By Amanda Prestigiacomo. Media: DailyWire.
In the latest “Sunday Special” with Daily Wire editor emeritus Ben Shapiro, Pulitzer Prize-winning journalist Glenn Greenwald reveals details about his bombshell 2013 reporting on the NSA and former NSA sub-contractor Edward Snowden, and explains why American institutions have targeted and continue to target former President Donald Trump.
Greenwald, a constitutional lawyer and bestselling author, told Shapiro during their hour-plus long sit-down that he firmly believes Snowden intended to act as a patriot and was not in any way working with an adversarial government, like Russia.
“[Snowden’s] father was in the Coast Guard, he was kind of a lower-middle class family, he didn’t really have a lot of educational opportunities, and after 9/11, he wanted to go and fight for his country, including in Iraq,” Greenwald said of Snowden. “He wanted to be enlisted in the U.S. Army — broke his legs in basic training, and instead ended up at the CIA. He was a true believer in what he was being told about what the security state does, that it protects the greatest democracy in the world, the United States, and that it does so with good intentions, and he wanted to be a part of that.”
After he saw that the NSA was “turning its powers inward on the American people,” he knew he had to “blow the whistle,” Greenwald continued. “He decided not to dump it all onto the Internet like he could have done if you wanted to harm the United States; he didn’t want to sell it to foreign powers, like he could have done and got very rich. He, in fact, came to journalists and told us, only release the information that you believe the public needs to know to understand these issues, and keep everything a secret that might endanger people, or in which you’re in doubt. And to this day, we’ve only released a small portion of that archive in accordance with his direction, because he really was acting patriotically.”
“You may disagree with the methods and all of that, but there’s no question, for me at least, that his motive was pure, which was that he was offended that the Internet — which is supposed to be this technological innovation designed to empower the citizenry, free us from centralized state and corporate control — was instead degraded into the opposite, the most powerful force for surveillance and coercion ever invented in human history.”
Greenwald also said Snowden is now in Russia because the Obama administration stopped his attempted route to Latin America, where he was going to get asylum, effectively trapping him in Russia.
“To get there, he had to transit from Hong Kong, where he was meeting with us, through Russia and then Havana and onto Latin America,” Greenwald said. “Ben Rhodes, in his book, a senior national security official for the Obama administration, boasted of the fact that they knew Snowden was trying to get out of Russia and trying to get to Latin America. They called the Cubans, at which point they were negotiating the lifting of the embargo with Cuba, and they said, ‘If you have any hope of getting this embargo lifted, you better not let Edward Snowden pass safely through Havana. We want him trapped in Russia.’ The Cubans withdrew their offer of safe passage, and they trapped him in Russia.”
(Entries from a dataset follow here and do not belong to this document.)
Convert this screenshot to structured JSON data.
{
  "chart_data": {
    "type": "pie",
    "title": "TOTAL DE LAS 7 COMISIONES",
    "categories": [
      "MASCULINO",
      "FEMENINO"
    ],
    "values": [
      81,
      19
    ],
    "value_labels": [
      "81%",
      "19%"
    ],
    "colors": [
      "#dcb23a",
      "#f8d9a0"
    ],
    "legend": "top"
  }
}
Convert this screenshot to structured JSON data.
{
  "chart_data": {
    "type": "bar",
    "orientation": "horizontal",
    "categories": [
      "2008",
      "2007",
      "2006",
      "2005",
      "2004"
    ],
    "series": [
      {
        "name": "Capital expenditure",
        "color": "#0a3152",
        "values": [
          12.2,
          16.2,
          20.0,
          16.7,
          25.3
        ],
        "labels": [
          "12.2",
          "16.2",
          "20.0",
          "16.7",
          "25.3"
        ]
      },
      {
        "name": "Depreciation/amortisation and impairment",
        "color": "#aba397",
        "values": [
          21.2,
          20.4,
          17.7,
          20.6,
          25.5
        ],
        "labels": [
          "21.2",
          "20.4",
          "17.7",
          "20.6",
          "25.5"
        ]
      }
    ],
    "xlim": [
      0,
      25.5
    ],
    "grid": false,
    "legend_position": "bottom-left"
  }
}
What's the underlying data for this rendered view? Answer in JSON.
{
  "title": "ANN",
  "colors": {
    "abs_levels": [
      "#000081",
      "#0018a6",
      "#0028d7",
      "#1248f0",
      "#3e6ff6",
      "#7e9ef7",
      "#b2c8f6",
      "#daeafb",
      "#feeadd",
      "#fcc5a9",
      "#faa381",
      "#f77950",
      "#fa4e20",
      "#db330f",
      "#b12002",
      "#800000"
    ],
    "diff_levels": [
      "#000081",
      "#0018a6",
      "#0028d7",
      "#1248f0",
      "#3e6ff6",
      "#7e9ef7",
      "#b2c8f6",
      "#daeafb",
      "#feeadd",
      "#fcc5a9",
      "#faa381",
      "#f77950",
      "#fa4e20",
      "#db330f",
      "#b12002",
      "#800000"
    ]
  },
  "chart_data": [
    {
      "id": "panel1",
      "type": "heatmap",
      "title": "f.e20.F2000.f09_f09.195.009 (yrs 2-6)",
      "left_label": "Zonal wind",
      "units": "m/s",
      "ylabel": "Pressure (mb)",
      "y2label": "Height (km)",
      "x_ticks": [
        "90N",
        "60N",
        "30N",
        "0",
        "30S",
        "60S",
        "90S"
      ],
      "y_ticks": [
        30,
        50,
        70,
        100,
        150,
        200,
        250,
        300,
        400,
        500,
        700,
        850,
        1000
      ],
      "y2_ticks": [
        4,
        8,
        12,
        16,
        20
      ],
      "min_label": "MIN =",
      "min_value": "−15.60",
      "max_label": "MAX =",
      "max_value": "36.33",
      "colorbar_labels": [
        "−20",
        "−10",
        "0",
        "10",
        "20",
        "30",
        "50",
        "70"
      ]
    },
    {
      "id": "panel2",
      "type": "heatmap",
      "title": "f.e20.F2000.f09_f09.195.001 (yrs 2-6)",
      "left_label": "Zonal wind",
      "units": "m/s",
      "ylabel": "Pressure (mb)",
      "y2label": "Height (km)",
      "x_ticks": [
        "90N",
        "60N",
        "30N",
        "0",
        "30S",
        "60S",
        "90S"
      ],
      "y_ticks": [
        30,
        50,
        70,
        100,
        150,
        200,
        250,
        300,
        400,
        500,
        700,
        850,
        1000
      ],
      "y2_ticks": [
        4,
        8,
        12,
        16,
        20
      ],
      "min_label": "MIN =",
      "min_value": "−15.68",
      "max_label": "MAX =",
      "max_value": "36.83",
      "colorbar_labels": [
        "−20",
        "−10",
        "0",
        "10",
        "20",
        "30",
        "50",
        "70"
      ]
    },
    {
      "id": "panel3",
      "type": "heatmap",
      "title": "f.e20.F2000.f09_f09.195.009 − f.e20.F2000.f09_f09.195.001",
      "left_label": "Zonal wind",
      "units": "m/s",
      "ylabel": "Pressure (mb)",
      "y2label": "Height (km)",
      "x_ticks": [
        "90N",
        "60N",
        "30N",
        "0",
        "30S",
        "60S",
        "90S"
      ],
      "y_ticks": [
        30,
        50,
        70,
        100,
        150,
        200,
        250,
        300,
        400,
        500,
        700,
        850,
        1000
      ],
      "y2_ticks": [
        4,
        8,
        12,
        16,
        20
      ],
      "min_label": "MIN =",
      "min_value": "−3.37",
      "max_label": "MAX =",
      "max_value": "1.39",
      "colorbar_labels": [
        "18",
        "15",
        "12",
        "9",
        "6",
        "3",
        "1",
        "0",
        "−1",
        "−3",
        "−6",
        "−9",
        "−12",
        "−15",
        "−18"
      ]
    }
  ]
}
“He didn’t choose to be in Russia,” Greenwald said of Snowden. “He never wanted to be in Russia as an American. He has an American wife, he has two kids; he wants to come back home. They trapped him in Russia and then they turned around and said, ‘Oh, look, he’s in Russia. That’s proof that he’s somehow working for a foreign power.’”
Greenwald also discussed how the political establishment and U.S. institutions, such as the FBI and CIA, are uniquely threatened by Trump due to the former president’s challenges to the status quo in Washington.
“I think what happened with Trump is, […] he began questioning things that no presidential candidate that’s viable would ever have questioned previously, such as, for example, the ongoing viability of NATO (the North Atlantic Treaty Organization),” he said.
“Whether NATO is viable, we can debate that, but you can’t debate that. That was declared off-limits,” Greenwald continued. “And when Trump started doing those things, or questioning the CIA attempt to remove Bashar al-Assad in Syria, and the entire premise of the U.S. posture about this war, he became a real threat to the permanent power centers in Washington. When he started kind of saying everything there is dirty: ‘It’s a swamp. I could get any politician on the phone I wanted by writing them a check and they’ll do my bidding.’ This started to really threaten, I think, the stability not of one party or the other, but just of the entire status quo order in Washington.”
“They, for that reason, viewed him as a very unique threat and united to try and sabotage first his campaign and then his presidency,” he said. “Even if you hate Donald Trump, even if you agree that he’s a danger, this unique danger, which I don’t, [what’s] at least as dangerous, if not more so, is the fact that these institutions are now very willing to interfere in our domestic politics way beyond what they were ever supposed to do. And I regard that, and not any particular politician like Donald Trump, as the greatest threat to our democracy.”
Greenwald and Shapiro also talked about the state of journalism and social media censorship, and debated, from opposing viewpoints, U.S. foreign policy and American interventionism.